外部専門家
中小再生GLの手続利用に際して、弁護士や公認会計士等の専門家に依頼することが中小再生GL利用の必須の要件とはなっていません。
第三者支援専門家の他に専門家を付けずとも、中小再生GL を利用することは可能と考えられます。
例えば、中小企業者がメインバンクと協議の上、中小企業者とメインバンクが二人三脚で手続を進めるような場合は、外部専門家として弁護士等の専門家に依頼せずに手続を遂行するということも制度上は許容されていると考えられます。
しかし、中小再生GLの手続を進めるに際しては、経営・財務及び事業の状況に関する調査分析 (いわゆるデューデリジェンス (DD)) や事業再生計画案の策定等、手続の遂行に際して法律・会計・税務等の知識が必要となるものが多くあります。
そのため、メインバンク等による積極的なサポートが得らない場合に、専門家の助けを得ずに、中小企業者のみで中小再生GLの手続を進めることは、困難です。
したがって、中小再生GLを利用しようとする場合は、中小企業者が弁護士、公認会計士、税理士、中小企業診断士等の専門家に相談した上で、 それらの専門家と協力して手続を進めていくことが望ましいです。
特に、債務減免等 (債権放棄)の金融支援要請を伴うような事業再生計画案を策定しようとする場合は、綿密な財務デューデリジェンスや事業再生計画案の策定が必要不可欠であることから、外部専門家を選任することとなります。

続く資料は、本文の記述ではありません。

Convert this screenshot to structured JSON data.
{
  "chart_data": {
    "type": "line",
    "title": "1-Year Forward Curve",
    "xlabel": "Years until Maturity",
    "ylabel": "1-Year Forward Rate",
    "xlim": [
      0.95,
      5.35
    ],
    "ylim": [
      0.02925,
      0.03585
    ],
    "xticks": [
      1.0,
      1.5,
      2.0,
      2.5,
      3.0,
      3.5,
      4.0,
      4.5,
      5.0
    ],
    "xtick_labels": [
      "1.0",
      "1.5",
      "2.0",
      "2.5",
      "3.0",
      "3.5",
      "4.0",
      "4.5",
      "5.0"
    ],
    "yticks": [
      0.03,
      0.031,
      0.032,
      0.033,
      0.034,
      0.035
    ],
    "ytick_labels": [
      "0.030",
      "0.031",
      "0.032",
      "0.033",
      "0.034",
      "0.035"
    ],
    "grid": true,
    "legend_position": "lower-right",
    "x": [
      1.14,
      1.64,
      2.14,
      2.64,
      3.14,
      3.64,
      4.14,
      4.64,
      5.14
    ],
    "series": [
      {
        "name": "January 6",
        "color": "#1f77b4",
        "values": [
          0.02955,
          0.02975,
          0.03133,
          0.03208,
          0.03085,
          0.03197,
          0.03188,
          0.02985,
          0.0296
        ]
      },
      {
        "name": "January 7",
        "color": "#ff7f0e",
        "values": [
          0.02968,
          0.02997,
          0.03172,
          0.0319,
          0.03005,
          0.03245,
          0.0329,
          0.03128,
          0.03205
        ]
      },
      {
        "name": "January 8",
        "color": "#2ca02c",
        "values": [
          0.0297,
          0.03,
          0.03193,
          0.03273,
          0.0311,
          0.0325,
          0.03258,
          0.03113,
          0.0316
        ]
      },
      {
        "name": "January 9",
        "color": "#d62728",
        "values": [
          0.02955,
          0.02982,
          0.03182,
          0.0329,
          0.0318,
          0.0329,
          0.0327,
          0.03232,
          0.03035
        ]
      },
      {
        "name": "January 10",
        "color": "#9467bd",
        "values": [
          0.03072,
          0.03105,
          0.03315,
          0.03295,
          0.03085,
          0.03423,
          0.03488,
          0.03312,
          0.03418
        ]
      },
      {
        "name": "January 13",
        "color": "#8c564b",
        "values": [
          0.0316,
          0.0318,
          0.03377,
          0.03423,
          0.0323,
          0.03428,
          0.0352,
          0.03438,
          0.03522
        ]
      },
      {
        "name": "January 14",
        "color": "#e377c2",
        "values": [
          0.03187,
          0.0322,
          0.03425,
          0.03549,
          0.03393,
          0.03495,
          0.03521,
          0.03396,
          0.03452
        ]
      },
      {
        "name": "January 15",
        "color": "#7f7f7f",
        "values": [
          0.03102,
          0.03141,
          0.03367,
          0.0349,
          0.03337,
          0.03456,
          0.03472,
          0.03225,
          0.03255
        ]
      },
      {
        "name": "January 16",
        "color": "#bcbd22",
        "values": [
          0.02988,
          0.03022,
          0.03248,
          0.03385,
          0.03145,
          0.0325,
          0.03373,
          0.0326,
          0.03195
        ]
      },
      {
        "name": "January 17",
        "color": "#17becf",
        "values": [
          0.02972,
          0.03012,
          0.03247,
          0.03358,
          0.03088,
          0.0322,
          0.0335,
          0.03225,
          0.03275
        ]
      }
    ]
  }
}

なお、金融機関に債権放棄やリスケジュール(元本の返済猶子)等の一定の金融支援を求める場合においては、金融機関との交渉(金融調整)も必要となりますが、金融支援に関する協議・交渉については一般的に法律事務に関する事項と考えられ、これらの法律事務を弁護士以外の専門家に依頼する場合、非弁行為(弁護士法72条)に該当する可能性があるため注意が必要です。
中小企業者の代表者が自ら金融機関と協議・交渉を行い、顧問税理士等が数字等の説明について代表者のサポートを行う等、限定的な関与に留まる場合は、弁護士以外の専門家が金融機関との協議に同席すること自体が直ちに否定されるものではないと考えられます。
特に債権放棄を伴う事業再生計画案の策定が必要となる場合は、顧問弁護士あるいは事業再生の実務に精通した弁護士を外部専門家として選任することが望ましいといえます。
もし、誰に相談すべきか分からないという場合は、顧問税理士や顧問弁護士に相談して事業再生に精通した専門家を紹介してもらったり、あるいは中小企業者が所在する都道府県の弁護士会に相談したりする方法も考えられます。